Alas for the hopes and efforts of
good men! At the very time that Cheenbuk and
the Indian were expressing their detestation of war,
elsewhere a young Eskimo was doing his best to bring
about that unhappy and ruinous condition of things.
He was an unusually strong young Arctic
swashbuckler, with considerably more muscle than brains,
a restless spirit, and what may be styled a homicidal
tendency. He was also tyrannical, like many men
of that stamp, and belonged to the same tribe as Cheenbuk.
Walrus Creek was the summer residence
of the tribe of Eskimos to which Cheenbuk belonged.
It was a narrow inlet which ran up into a small island
lying some distance off the northern shores of America,
to discover and coast along which has been for so
many years the aim and ambition of Arctic explorers.
How it came by its name is not difficult to guess.
Probably in ages past some adventurous voyagers, whose
names and deeds have not been recorded in history,
observing the numbers of walruses which scrambled
out of the sea to sun themselves on the cliffs of
the said creek, had named it after that animal, and
the natives had adopted the name. Like other
aborigines they had garbled it, however, and handed
it down to posterity as Waruskeek, while the walruses,
perhaps in order to justify the name, had kept up the
custom of their forefathers, and continued to sun
themselves there as in days of yore. Seals also
abounded in the inlet, and multitudes of aquatic birds
swarmed around its cliffs.
The Eskimo village which had been
built there, unlike the snow-hut villages of winter,
was composed chiefly of huts made of slabs of stone,
intermingled with moss and clay. It was exceeding
dirty, owing to remnants of blubber, shreds of skins,
and bones innumerable, which were left lying about.
There might have been about forty of these huts, at
the doors of which-or the openings which
served for doors-only women and children
were congregated at the time we introduce them to the
reader. All the men, with the exception of a
few ancients, were away hunting.
In the centre of the village there
stood a hut which was larger and a little cleaner
than the others around it. An oldish man with
a grey beard was seated on a stone bench beside the
door. If tobacco had been known to the tribe,
he would probably have been smoking.

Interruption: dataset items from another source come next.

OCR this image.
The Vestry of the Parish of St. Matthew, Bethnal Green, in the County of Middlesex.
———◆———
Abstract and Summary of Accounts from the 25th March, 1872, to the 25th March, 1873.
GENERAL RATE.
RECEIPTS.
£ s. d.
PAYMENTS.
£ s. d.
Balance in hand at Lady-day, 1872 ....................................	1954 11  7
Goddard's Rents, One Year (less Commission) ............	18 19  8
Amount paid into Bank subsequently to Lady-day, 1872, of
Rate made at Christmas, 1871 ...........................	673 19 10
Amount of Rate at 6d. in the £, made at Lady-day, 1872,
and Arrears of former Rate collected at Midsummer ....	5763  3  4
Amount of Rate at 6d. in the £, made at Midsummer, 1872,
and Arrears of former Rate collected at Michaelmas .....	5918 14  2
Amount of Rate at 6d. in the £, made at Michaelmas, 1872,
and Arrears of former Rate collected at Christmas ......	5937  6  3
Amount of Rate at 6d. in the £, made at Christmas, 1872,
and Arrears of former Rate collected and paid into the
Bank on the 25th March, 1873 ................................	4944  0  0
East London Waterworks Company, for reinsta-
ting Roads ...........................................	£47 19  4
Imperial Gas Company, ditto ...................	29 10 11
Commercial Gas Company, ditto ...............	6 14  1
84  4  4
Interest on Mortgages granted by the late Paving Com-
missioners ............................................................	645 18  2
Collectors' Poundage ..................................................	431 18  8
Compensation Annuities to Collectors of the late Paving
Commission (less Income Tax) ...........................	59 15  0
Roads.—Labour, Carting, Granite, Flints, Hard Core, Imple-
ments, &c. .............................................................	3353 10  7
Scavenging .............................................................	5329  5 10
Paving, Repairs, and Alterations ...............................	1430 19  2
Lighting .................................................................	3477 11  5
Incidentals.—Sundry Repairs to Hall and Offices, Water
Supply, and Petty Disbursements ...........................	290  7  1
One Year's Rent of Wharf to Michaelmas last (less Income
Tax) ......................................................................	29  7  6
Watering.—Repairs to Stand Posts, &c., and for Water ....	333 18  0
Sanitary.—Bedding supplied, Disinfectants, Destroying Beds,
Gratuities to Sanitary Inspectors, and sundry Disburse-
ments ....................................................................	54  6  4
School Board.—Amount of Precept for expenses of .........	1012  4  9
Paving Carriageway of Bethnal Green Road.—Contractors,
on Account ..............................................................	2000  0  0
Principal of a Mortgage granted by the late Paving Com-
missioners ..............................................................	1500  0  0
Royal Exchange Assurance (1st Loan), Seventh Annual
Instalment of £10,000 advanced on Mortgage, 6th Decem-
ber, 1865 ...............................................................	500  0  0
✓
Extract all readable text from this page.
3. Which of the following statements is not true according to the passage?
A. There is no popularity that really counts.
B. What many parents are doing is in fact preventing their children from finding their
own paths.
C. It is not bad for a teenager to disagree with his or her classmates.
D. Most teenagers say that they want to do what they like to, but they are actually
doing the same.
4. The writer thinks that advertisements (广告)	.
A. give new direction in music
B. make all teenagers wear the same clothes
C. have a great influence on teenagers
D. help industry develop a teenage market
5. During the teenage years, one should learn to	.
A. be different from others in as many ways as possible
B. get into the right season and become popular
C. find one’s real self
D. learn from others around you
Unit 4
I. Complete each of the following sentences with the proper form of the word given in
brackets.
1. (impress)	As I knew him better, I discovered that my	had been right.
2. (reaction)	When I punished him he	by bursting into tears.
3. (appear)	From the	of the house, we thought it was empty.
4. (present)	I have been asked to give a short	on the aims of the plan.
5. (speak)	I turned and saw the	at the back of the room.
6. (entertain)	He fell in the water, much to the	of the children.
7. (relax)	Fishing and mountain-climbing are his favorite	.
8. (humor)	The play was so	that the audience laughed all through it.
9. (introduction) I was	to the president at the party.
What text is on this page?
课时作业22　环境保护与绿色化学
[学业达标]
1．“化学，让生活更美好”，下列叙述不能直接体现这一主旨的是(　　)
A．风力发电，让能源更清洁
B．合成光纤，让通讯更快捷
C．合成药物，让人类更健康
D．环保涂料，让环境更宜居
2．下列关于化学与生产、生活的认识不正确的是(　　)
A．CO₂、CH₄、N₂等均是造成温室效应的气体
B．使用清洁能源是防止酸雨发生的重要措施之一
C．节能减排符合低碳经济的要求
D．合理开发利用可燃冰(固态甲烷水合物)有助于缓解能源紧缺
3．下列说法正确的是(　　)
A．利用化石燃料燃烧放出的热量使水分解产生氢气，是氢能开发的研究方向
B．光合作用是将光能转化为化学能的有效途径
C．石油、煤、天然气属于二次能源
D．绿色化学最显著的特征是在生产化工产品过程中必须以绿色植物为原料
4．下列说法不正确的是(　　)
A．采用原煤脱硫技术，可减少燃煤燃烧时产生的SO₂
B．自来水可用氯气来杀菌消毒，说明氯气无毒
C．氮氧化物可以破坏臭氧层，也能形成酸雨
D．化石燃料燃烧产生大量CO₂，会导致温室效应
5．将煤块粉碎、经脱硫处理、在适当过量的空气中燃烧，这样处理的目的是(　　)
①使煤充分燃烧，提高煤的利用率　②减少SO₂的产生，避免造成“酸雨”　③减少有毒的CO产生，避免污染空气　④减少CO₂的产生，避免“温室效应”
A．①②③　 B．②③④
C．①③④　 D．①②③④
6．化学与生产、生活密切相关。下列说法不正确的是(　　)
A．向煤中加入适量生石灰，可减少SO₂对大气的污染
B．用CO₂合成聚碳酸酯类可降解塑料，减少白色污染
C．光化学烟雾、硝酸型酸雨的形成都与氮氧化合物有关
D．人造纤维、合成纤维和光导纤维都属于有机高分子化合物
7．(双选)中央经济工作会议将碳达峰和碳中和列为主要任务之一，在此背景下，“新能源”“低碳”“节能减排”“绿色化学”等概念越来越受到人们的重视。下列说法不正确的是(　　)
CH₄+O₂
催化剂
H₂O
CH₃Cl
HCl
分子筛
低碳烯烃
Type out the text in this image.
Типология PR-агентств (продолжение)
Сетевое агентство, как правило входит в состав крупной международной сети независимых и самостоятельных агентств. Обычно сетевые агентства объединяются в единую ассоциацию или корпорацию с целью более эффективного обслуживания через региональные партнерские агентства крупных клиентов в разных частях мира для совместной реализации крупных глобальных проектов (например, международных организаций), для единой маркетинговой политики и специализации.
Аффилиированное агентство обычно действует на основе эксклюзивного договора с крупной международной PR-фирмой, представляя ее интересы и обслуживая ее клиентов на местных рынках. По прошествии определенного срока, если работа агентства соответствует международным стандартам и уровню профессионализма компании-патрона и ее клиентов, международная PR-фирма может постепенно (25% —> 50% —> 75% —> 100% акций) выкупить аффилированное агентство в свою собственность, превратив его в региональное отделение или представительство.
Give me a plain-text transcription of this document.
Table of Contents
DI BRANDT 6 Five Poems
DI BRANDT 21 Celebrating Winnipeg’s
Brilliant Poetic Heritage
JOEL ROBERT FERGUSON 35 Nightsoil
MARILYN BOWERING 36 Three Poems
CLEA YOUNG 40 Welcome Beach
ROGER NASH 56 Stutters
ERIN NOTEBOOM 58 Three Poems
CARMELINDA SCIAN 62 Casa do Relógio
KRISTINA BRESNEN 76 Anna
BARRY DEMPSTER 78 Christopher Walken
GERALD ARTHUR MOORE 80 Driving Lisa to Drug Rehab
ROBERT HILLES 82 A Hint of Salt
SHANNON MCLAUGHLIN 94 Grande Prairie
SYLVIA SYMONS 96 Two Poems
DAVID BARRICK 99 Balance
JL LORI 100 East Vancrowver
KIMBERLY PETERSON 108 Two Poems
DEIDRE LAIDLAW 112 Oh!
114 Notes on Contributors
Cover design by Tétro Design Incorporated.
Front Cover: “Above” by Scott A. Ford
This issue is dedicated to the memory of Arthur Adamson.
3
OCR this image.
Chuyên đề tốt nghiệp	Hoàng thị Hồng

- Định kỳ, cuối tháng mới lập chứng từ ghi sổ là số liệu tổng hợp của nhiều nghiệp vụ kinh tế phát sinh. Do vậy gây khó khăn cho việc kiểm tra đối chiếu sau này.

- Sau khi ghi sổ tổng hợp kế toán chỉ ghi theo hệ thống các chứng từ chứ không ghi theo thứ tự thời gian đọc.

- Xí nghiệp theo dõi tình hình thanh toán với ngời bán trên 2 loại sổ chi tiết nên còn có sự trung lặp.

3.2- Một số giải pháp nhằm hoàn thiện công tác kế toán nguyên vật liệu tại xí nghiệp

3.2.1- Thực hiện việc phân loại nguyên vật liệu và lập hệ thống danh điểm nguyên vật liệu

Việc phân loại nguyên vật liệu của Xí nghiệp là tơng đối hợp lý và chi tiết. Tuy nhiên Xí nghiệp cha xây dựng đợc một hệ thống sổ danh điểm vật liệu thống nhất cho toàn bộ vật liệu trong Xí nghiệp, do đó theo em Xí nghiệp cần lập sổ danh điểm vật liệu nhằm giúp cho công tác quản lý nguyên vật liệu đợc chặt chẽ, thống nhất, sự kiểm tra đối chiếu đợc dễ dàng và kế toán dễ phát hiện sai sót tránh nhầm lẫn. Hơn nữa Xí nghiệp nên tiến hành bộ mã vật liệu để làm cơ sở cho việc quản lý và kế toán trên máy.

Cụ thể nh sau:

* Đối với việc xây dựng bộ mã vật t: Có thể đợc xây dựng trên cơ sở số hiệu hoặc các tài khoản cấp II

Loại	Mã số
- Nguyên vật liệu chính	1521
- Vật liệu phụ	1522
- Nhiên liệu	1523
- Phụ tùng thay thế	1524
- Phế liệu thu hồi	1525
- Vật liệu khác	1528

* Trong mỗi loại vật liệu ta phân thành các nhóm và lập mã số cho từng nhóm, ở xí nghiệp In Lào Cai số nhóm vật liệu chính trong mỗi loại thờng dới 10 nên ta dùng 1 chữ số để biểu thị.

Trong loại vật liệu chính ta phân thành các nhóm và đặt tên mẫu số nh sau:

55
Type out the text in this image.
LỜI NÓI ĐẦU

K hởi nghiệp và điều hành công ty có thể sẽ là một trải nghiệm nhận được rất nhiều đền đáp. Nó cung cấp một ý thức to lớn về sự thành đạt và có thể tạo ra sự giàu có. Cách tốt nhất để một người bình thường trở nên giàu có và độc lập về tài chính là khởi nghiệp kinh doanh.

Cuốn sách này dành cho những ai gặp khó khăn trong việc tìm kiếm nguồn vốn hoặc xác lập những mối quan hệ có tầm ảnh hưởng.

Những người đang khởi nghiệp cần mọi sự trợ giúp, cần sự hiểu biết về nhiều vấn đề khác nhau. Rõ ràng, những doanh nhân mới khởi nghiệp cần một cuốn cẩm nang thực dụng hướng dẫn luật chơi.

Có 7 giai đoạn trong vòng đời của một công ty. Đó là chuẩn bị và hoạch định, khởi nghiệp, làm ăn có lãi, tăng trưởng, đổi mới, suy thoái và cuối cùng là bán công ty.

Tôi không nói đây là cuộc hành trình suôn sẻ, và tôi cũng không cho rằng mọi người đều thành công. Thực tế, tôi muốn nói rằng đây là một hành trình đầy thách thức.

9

In default
of that he was thrown back upon meditation.
Apparently his meditations were not satisfactory,
for he frowned portentously once or twice, and shook
his head.
“You are not pleased to-day,
Mangivik,” said a middle-aged woman who issued
from the hut at the moment and sat down beside the
man.
“No, woman, I am not,” he answered shortly.
Mangivik meant no disrespect by addressing
his wife thus. “Woman” was the endearing
term used by him on all occasions when in communication
with her.
“What troubles you? Are you hungry?”
“No. I have just picked a walrus rib clean.
It is not that.”
He pointed, as he spoke, to a huge bone of the animal
referred to.
“No, it is not that,” he repeated.
“What then? Is it something
you may not tell me?” asked the woman in a wheedling
tone, as she crossed her legs and toyed with the flap
of her tail.
Lest the civilised reader should be
puzzled, we may here remark that the costume of the
husband and wife whom we have introduced-as,
indeed, of most if not all Eskimo men and women-is
very similar in detail as well as material.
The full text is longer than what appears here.